Первым ей попалось письмо от матери.
«Дорогой сынок Славочка! — писала неизвестная Марии женщина. — Вот уже второй год пошел с того дня, как ты по своему добровольному желанию оставил нас и ушел на фронт. С той поры нет дня, чтобы я не думала о тебе и не плакала. Ты же знаешь, сынок, что я теперь осталась совсем одна. Отец воюет где-то под Ленинградом, пишет, что был ранен, полтора месяца лежал в госпитале, а теперь вернулся в свою часть. Следом за отцом ушел ты, и я надеялась, что Клава, сестричка твоя, а моя дорогая дочечка, останется со мной и мы вместе с ней будем дожидаться вас, наших бойцов. Но я не знала и не ведала, что Клава тайком от меня ходила по вечерам на курсы медицинских сестер. И вот месяц тому назад она уехала на фронт, и я не получила от нее ни одного письма. Может, ее уже и нет в живых. Как ты там живешь, как воюешь, родной сыночек? Очень прошу тебя, Славик, выполни одну-единственную просьбу матери: береги свою молодую жизнь, ты ведь совсем еще ребенок! Не кидайся первым навстречу смерти, будь осторожным. Знай, что я не переживу твоей гибели. Пиши мне почаще, милый мой мальчик. Я тебя целую тысячу раз. Твоя мама…»

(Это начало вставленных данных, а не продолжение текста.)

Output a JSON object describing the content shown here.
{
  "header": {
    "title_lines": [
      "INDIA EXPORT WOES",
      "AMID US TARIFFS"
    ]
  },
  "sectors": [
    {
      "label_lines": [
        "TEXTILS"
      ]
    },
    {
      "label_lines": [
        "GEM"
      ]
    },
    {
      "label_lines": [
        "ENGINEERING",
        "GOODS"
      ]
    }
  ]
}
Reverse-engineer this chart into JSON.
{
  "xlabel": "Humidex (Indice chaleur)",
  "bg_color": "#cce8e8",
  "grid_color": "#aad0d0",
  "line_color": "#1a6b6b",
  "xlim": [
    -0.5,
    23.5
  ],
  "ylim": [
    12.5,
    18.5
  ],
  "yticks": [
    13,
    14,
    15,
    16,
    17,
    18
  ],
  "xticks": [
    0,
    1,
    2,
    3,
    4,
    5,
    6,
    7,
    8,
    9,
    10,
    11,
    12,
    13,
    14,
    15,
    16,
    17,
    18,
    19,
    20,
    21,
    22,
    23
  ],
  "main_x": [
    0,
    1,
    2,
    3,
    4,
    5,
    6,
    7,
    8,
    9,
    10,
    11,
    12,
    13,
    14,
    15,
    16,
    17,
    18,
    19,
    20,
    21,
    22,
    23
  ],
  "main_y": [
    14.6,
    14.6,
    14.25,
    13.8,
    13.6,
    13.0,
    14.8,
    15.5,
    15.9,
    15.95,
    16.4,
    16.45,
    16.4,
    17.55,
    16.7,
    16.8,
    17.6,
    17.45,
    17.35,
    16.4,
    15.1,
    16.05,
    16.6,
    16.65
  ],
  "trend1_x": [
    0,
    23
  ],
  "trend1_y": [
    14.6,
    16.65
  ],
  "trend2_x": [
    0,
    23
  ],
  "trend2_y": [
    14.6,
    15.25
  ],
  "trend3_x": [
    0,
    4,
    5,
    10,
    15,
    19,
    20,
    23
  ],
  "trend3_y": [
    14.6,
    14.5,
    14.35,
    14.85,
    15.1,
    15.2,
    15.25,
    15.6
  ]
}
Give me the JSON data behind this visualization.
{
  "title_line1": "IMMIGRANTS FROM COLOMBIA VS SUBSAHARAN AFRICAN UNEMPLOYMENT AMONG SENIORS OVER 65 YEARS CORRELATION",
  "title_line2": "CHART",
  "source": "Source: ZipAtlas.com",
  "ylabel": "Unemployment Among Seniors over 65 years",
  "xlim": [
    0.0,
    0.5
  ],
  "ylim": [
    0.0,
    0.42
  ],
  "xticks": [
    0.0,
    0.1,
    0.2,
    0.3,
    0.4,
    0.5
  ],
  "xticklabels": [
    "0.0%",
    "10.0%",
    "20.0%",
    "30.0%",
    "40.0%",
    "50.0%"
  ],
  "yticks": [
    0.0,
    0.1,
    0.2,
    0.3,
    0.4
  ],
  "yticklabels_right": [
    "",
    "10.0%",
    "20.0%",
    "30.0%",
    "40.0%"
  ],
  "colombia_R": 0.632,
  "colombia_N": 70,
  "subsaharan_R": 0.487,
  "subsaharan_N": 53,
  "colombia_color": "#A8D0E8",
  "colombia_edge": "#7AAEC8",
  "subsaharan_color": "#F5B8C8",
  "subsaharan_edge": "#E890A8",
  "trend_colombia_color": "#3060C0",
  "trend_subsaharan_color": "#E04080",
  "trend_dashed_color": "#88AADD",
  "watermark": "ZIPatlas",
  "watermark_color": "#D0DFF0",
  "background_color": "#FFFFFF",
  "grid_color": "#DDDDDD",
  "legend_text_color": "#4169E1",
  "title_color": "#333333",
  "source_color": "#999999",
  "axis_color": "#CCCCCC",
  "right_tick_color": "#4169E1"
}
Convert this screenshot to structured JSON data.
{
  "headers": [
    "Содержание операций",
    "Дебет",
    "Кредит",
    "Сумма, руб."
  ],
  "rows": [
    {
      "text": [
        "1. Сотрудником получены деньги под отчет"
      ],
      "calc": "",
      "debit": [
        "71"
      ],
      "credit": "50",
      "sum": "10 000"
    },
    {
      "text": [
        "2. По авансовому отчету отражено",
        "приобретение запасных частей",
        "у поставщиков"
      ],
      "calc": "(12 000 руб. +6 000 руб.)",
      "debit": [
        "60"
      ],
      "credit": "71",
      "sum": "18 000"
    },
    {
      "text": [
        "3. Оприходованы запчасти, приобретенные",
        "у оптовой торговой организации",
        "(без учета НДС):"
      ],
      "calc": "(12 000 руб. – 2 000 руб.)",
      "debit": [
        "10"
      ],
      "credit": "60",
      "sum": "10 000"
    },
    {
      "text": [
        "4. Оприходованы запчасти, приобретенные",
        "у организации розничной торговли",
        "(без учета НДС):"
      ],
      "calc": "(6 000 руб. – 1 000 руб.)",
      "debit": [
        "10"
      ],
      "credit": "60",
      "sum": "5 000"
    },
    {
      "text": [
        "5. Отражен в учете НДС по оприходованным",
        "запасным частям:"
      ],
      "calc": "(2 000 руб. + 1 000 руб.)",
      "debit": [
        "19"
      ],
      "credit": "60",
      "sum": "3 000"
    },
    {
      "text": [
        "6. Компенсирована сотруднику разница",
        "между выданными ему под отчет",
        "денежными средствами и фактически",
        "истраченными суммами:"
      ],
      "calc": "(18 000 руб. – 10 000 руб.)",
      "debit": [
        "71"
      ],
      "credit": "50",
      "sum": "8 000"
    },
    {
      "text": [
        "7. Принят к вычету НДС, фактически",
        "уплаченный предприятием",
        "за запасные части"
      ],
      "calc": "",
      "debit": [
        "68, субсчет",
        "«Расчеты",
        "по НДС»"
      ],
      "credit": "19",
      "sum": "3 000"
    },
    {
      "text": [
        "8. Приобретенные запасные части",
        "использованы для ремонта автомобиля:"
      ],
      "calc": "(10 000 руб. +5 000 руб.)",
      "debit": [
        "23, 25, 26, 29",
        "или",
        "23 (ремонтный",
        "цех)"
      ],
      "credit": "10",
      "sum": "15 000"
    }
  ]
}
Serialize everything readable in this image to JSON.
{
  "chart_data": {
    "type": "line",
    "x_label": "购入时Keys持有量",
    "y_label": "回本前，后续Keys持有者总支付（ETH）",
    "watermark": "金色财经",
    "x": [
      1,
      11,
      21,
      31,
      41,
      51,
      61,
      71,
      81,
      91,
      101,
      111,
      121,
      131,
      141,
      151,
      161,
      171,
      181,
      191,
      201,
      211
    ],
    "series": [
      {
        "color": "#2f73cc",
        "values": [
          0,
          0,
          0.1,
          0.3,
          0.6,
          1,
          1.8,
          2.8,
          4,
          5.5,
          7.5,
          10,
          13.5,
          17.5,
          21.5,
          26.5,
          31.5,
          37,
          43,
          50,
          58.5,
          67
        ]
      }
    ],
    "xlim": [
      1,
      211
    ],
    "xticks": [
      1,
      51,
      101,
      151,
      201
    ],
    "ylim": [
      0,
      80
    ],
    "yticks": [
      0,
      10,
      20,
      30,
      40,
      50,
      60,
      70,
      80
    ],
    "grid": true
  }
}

Материнское письмо Мария читала сквозь слезы. Все расплывалось перед ее заплаканными глазами, и думала она одно: «Бедная ты, бедная мать! Живешь где-то одна, и нет у тебя уже сына, так же, как у меня нет сыночка Васеньки, и никто на свете не оживит, не вернет нам наших сыновей…»
Ответное письмо от сына к матери не было дописано. Видно, молоденький политрук писал его перед боем, который стал для него последним, и не успел дописать и отправить.
«Дорогая мама! — ломким, размашистым почерком, торопливо писал политрук. — Спасибо вам за письмо, оно меня очень обрадовало. Напрасно вы жалеете, что Клава ушла на фронт. Она поступила правильно, так, как велела ей совесть. И уж совсем напрасно вы советуете мне беречь себя. Что это означает на деле? Что я, коммунист, политрук роты, должен быть в минуты опасности сзади? Конечно, я не лезу без надобности куда попало, мне не хочется умирать, так же, как любому человеку. Но если это надо, я обязан быть впереди.
Вы не представляете, дорогая мама, всю глубину того огромного и страшного зла, против которого мы воюем. Счастье ваше, что вам не довелось увидеть того, что видели мы в освобожденных нами селах и деревнях. Сожженные дома, горы человеческих трупов, виселицы, издевательства над людьми, пытки и расстрелы — вот что несут нашей земле гитлеровские фашисты. Мы должны, мы обязаны. мама, победить это черное зло, эту жестокую, свирепую банду убийц и насильников, иначе они поработят весь мир.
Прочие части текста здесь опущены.